WASHINGTON — The U.S. Department of Labor’s Wage and Hour Division announced Feb. 1 it will “re-propose” the portion of its regulation on child labor in agriculture interpreting the “parental exemption” that drew fire from the U.S. farming community.
The department said decision to re-propose is in part a response to requests from the public and members of Congress that the agency get more feedback on this aspect of the rule.
A group of more than 150 U.S. representatives sent a letter to the department in December blasting the proposed changes that would’ve reduced the number of tasks young people are allowed to do on farms. (letter link opens .pdf)
“I doubt the bureaucrats pushing this rule have set foot on a family farm, let alone understand the unique challenges of running a family business,” said Rep. Denny Rehberg, R-Mont., who led the congressional charge.
Among the proposals the department backed away from, for now, are:
— No one under 16 would be allowed to work with animals when pain is being inflicted, such as branding, castrating;
— No one under 16 would be allowed to work on ladder over 6 feet high;
— No one under 16 would be allowed to work in a pen with an uncastrated boar, bull or horse over 6 months old.
U.S. Agriculture Secretary Tom Vilsack said the announcement means the labor department listened to farmers across the country.
The parental exemption allows children of any age who are employed by their parent, or a person standing in the place of a parent, to perform any job on a farm owned or operated by their parent.

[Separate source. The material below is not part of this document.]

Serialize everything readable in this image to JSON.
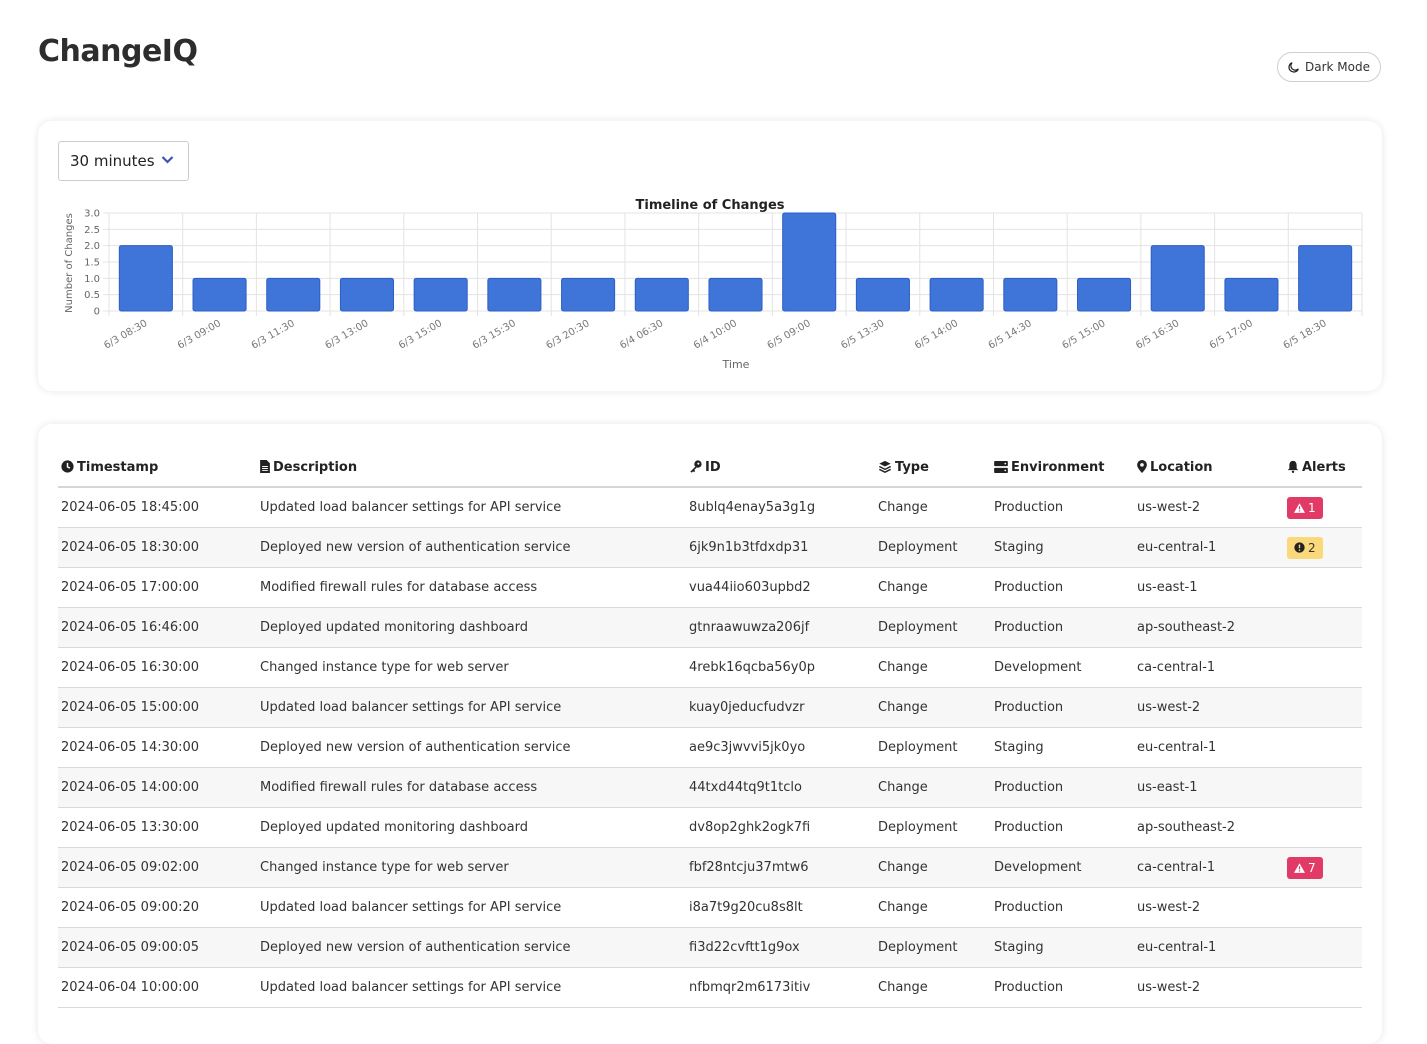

The re-proposal process will seek comments as to how the department can comply with statutory requirements to protect children, while respecting rural traditions. The re-proposed portion of the rule is expected to be published for public comment by early summer.
Until the revised exemption is final, the Wage and Hour Division will continue to apply the parental exemption to situations in which the parent or person standing in the place of a parent is a part owner of the farm, a partner in a partnership or an officer of a corporation that owns the farm if the ownership interest in the partnership or corporation is substantial.

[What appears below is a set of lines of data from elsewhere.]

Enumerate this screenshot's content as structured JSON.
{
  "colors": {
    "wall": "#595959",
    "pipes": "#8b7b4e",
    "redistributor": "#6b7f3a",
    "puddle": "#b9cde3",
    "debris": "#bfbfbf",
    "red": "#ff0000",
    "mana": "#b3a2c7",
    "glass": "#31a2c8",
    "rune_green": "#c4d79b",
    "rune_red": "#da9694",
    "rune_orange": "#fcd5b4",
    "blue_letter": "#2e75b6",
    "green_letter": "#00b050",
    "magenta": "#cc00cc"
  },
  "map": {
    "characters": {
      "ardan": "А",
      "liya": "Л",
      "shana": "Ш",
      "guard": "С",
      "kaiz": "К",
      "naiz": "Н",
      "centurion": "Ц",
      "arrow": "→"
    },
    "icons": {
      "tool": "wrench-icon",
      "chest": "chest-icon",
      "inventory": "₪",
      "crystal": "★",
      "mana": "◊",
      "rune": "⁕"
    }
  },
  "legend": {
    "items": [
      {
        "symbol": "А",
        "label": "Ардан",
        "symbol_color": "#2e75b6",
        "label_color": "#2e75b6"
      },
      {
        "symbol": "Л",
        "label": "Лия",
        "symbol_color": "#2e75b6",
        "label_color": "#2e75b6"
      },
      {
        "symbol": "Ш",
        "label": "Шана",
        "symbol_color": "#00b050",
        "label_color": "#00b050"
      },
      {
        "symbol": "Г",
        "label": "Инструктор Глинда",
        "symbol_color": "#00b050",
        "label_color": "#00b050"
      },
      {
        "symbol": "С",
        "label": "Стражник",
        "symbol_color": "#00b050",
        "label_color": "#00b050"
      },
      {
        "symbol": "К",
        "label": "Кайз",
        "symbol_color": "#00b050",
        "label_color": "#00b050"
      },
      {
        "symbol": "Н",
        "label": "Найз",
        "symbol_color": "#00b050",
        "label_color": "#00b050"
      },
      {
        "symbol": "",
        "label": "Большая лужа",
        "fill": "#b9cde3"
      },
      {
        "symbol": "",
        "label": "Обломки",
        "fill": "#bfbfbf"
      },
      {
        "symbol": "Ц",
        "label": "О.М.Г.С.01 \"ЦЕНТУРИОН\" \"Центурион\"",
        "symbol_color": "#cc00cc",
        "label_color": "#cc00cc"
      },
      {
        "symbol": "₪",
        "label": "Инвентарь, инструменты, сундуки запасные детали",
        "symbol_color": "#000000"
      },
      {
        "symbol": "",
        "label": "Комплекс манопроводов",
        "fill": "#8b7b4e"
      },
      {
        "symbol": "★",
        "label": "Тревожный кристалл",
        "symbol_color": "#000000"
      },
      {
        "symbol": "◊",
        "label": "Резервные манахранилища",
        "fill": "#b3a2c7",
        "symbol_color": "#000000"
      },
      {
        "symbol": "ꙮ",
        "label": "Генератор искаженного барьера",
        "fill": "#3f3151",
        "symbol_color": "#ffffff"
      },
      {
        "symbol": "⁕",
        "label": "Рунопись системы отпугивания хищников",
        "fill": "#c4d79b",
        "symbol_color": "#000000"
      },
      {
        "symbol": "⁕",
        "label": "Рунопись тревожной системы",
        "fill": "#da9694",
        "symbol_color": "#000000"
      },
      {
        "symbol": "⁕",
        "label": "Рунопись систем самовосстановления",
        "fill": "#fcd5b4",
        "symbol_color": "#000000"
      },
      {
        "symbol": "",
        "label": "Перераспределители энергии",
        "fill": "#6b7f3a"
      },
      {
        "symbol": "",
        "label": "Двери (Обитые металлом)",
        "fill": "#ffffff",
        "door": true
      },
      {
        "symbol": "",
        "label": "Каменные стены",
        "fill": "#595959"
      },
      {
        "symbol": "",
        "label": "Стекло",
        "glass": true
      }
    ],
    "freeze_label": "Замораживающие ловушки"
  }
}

“We will continue to work closely with the U.S. Department of Agriculture to ensure that our child labor in agriculture rule generally, and the parental exemption specifically, fully reflect input from rural communities,” said Secretary of Labor Hilda L. Solis.
That means more work is needed, said Bob Stallman, president of the American Farm Bureau Federation, and his farm group will “continue to work with the administration to address our concerns with the rule.”
“We have no desire at all to have young teenagers working in jobs that are inappropriate or entail too much risk,” Stallman said in a released statement. “But, laws and regulations need to be sensible and within reason — not prohibiting teenagers from performing simple, everyday farm functions like operating a battery-powered screwdriver.”
Likewise, the National Farmers Union also expressed its pleasure at the announcement.
NFU President Roger Johnson said it shows the administration “listened to the concerns of the agriculture community and determined that these rules would hinder the ability of young workers to learn about agriculture while doing little to make them safer.”
“Farming is a lifestyle that is passed down from generation to generation, so it is critical that farmers are able to teach their children how to perform the work safely and responsibly.”
The department’s child labor in agriculture statutory authority extends only to children employed in agriculture who are 15 years of age or younger.